- Adobe accused of using pirated books to train SlimLM
- The company says it used SlimPajama-627B, an open source Cerebras dataset
- The plaintiff claims sufficient financial resources to “vigorously” pursue this case
Adobe will face an AI copyright lawsuit in the US, with a class action case alleging the company trained its AI models on pirated books without permission.
Oregon author Elizabeth Lyon brought the case, alleging that the tech giant had trained its AI models not only on her books, but also on the work of others.
The lawsuit focuses specifically on Adobe’s SlimLM small language models that are used for document assistance tasks on mobile devices.
Adobe Faces AI Training Data Class Action Lawsuit
The company has denied the allegations and claims that SlimLM was trained on SlimPajama-627B, an open source dataset that was released by Cerebras in 2023. However, the lawsuit claims that SlimPajama is a derivative of RedPajama, which allegedly includes Books3, a dataset of nearly 200,000 pirated books.

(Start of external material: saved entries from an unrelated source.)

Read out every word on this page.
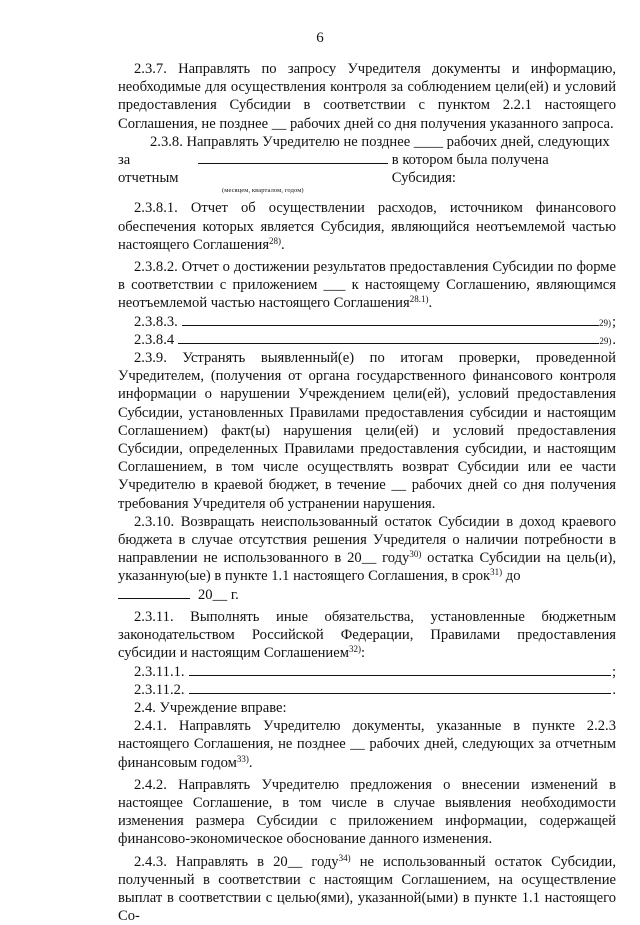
6

2.3.7. Направлять по запросу Учредителя документы и информацию, необходимые для осуществления контроля за соблюдением цели(ей) и условий предоставления Субсидии в соответствии с пунктом 2.2.1 настоящего Соглашения, не позднее __ рабочих дней со дня получения указанного запроса.

2.3.8. Направлять Учредителю не позднее ____ рабочих дней, следующих
за отчетным
в котором была получена Субсидия:
(месяцем, кварталом, годом)

2.3.8.1. Отчет об осуществлении расходов, источником финансового обеспечения которых является Субсидия, являющийся неотъемлемой частью настоящего Соглашения$^{28)}$.

2.3.8.2. Отчет о достижении результатов предоставления Субсидии по форме в соответствии с приложением ___ к настоящему Соглашению, являющимся неотъемлемой частью настоящего Соглашения$^{28.1)}$.

2.3.8.3.	29) ;
2.3.8.4	29) .

2.3.9. Устранять выявленный(е) по итогам проверки, проведенной Учредителем, (получения от органа государственного финансового контроля информации о нарушении Учреждением цели(ей), условий предоставления Субсидии, установленных Правилами предоставления субсидии и настоящим Соглашением) факт(ы) нарушения цели(ей) и условий предоставления Субсидии, определенных Правилами предоставления субсидии, и настоящим Соглашением, в том числе осуществлять возврат Субсидии или ее части Учредителю в краевой бюджет, в течение __ рабочих дней со дня получения требования Учредителя об устранении нарушения.

2.3.10. Возвращать неиспользованный остаток Субсидии в доход краевого бюджета в случае отсутствия решения Учредителя о наличии потребности в направлении не использованного в 20__ году$^{30)}$ остатка Субсидии на цель(и), указанную(ые) в пункте 1.1 настоящего Соглашения, в срок$^{31)}$ до

20__ г.

2.3.11. Выполнять иные обязательства, установленные бюджетным законодательством Российской Федерации, Правилами предоставления субсидии и настоящим Соглашением$^{32)}$:

2.3.11.1.	;
2.3.11.2.	.

2.4. Учреждение вправе:

2.4.1. Направлять Учредителю документы, указанные в пункте 2.2.3 настоящего Соглашения, не позднее __ рабочих дней, следующих за отчетным финансовым годом$^{33)}$.

2.4.2. Направлять Учредителю предложения о внесении изменений в настоящее Соглашение, в том числе в случае выявления необходимости изменения размера Субсидии с приложением информации, содержащей финансово-экономическое обоснование данного изменения.

2.4.3. Направлять в 20__ году$^{34)}$ не использованный остаток Субсидии, полученный в соответствии с настоящим Соглашением, на осуществление выплат в соответствии с целью(ями), указанной(ыми) в пункте 1.1 настоящего Со-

In summary, Lyon maintains that because SlimPajama includes RedPajama/Books3, it contains copyrighted works without consent, credit or compensation.
Adobe is also accused of having “repeatedly downloaded, copied and processed those works during pre-processing and pre-training of the models.”
This is not the first time that RedPajama or Books3 have been involved in legal cases, having previously appeared in lawsuits against Apple and Salesforce.
Lyon says she is “committed to vigorously pursuing this action on behalf of the other class members” and has the “financial resources to do so.”
The plaintiff seeks “statutory and other damages,” reimbursement of attorneys’ fees, and a declaration of willful infringement from Adobe.
TechRadar Pro has sought a formal response from Adobe, but the company has not yet responded.